Ryan Cordell, PhD. professor of Information Science and English at the University of Illinois Urbana-Champaign has begun an 18-month Senoir Fellowship at Freie Universität's Ada Lovelace Center in June 2023. In 3 stages, Prof. Cordell will conduct research and work at ADA in 2023 | 2024 | 2025. To celebrate the start of his fellowship, he gave a first Library Lecture on "Towards a Bibliography for AI Systems" on June 8. We warmly welcome Prof. Cordell and look forward to working with him!
Library Lecture: Towards a Bibliography for AI Systems
Zeit & Ort
08.06.2023 | 16:00 c.t. - 18:00
Hörsaal D / HFB
Garystr. 35-37 /
Henry-Ford-Bau
Abstract: To date, much bibliographic study of digital textuality has focused on the materiality of computation—forensic studies of the hard drive's textual inscriptions, for example, or vertical analysis of the layered software and hardware of a single ebook. Less clear, however, is how such approaches might apply to the texts generated by a large language model (LLM) such as ChatGPT. While the data for LLMs exists somewhere, that existence is far more diffuse, abstract, and distributed than that of a discrete digital document or bound set of files. Is the textual data undergirding an LLM inscribed in any single place to which we could point, in the way that bibliographers point to a particular witness of a particular state of a particular edition of a particular book, or does this new medium require a more capacious bibliographical approach? The "black box" constructed by the corporate owners of popular LLMs further obfuscates bibliographical investigations, forcing researchers to speculate about material realities through indirect clues rather than through direct experience of material substrates.

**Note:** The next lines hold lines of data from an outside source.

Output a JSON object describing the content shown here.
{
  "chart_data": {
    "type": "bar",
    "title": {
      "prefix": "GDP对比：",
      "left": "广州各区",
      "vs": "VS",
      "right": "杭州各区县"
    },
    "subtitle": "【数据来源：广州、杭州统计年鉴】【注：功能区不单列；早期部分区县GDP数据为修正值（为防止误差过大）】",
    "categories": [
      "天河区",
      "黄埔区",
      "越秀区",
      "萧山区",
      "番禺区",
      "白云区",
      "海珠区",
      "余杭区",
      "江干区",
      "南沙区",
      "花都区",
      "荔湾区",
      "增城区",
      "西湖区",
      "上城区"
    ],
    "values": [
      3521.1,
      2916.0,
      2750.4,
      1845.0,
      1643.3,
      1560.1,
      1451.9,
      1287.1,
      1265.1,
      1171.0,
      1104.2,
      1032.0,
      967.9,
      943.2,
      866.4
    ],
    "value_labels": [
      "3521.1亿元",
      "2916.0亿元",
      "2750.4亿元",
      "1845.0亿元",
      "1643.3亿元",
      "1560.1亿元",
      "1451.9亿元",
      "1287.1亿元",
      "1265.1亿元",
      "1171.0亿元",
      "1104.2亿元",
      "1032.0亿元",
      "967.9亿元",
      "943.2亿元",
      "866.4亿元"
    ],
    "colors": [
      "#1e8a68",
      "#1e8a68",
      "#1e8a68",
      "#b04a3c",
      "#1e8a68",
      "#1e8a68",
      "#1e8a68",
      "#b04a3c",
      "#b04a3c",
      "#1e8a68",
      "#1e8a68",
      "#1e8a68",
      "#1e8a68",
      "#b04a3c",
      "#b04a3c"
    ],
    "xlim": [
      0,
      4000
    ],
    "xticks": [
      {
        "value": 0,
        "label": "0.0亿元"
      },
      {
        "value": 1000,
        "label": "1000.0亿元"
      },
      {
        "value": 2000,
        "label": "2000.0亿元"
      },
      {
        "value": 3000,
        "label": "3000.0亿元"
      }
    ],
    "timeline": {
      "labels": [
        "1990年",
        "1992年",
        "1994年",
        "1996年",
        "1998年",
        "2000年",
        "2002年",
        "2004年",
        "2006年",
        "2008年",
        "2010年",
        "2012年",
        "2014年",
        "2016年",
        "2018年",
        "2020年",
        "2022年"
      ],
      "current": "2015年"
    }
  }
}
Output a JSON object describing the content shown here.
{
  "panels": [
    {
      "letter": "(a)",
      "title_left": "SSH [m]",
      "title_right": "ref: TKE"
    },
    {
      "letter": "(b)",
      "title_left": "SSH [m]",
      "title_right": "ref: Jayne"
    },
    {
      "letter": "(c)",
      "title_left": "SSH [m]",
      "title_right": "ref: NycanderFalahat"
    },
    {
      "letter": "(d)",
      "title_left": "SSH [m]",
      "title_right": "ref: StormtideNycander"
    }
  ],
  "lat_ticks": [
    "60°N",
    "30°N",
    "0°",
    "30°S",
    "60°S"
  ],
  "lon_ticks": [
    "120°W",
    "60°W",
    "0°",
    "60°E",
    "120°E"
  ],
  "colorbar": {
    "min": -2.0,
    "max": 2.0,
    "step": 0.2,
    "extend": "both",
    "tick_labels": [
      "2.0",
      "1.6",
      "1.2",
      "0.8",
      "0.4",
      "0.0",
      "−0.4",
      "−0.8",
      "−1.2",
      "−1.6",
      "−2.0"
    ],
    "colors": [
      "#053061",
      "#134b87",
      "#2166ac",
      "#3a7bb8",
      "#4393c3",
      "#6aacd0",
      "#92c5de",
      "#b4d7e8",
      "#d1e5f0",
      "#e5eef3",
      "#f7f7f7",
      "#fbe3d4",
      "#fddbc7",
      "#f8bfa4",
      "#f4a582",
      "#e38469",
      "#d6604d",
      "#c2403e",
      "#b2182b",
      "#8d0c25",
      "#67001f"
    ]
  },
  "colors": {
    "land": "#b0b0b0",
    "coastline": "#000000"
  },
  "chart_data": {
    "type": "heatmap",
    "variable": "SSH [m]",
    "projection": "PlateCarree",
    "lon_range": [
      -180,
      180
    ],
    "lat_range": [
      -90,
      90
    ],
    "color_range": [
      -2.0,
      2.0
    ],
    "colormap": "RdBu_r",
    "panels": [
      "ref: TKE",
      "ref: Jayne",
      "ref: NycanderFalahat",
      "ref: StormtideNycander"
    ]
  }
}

In this talk, Cordell argues that a bibliography for AI systems must bring together two related traditions: the sociological school of bibliography and book history, which forefronts the linked technological, social, economic, and artistic contexts through which books coming into being, and the growing set of approaches gathered under the mantle of "data archaeology," which seek to outline the similarly linked contexts through which datasets are created, distributed, and accessed. Such a bibliography triangulates between materiality, infrastructure, and labor to describe the systems of digitization, archiving, extraction, and representation that lead from digitized and born-digital sources to the strings of text output by LLMs in response to user prompts. Just as D.F. McKenzie argued bibliographers should "describe not only the technical but the social processes of texts' transmission," AI systems require a bibliography that studies the diffuse and often obscured sociology of textual data.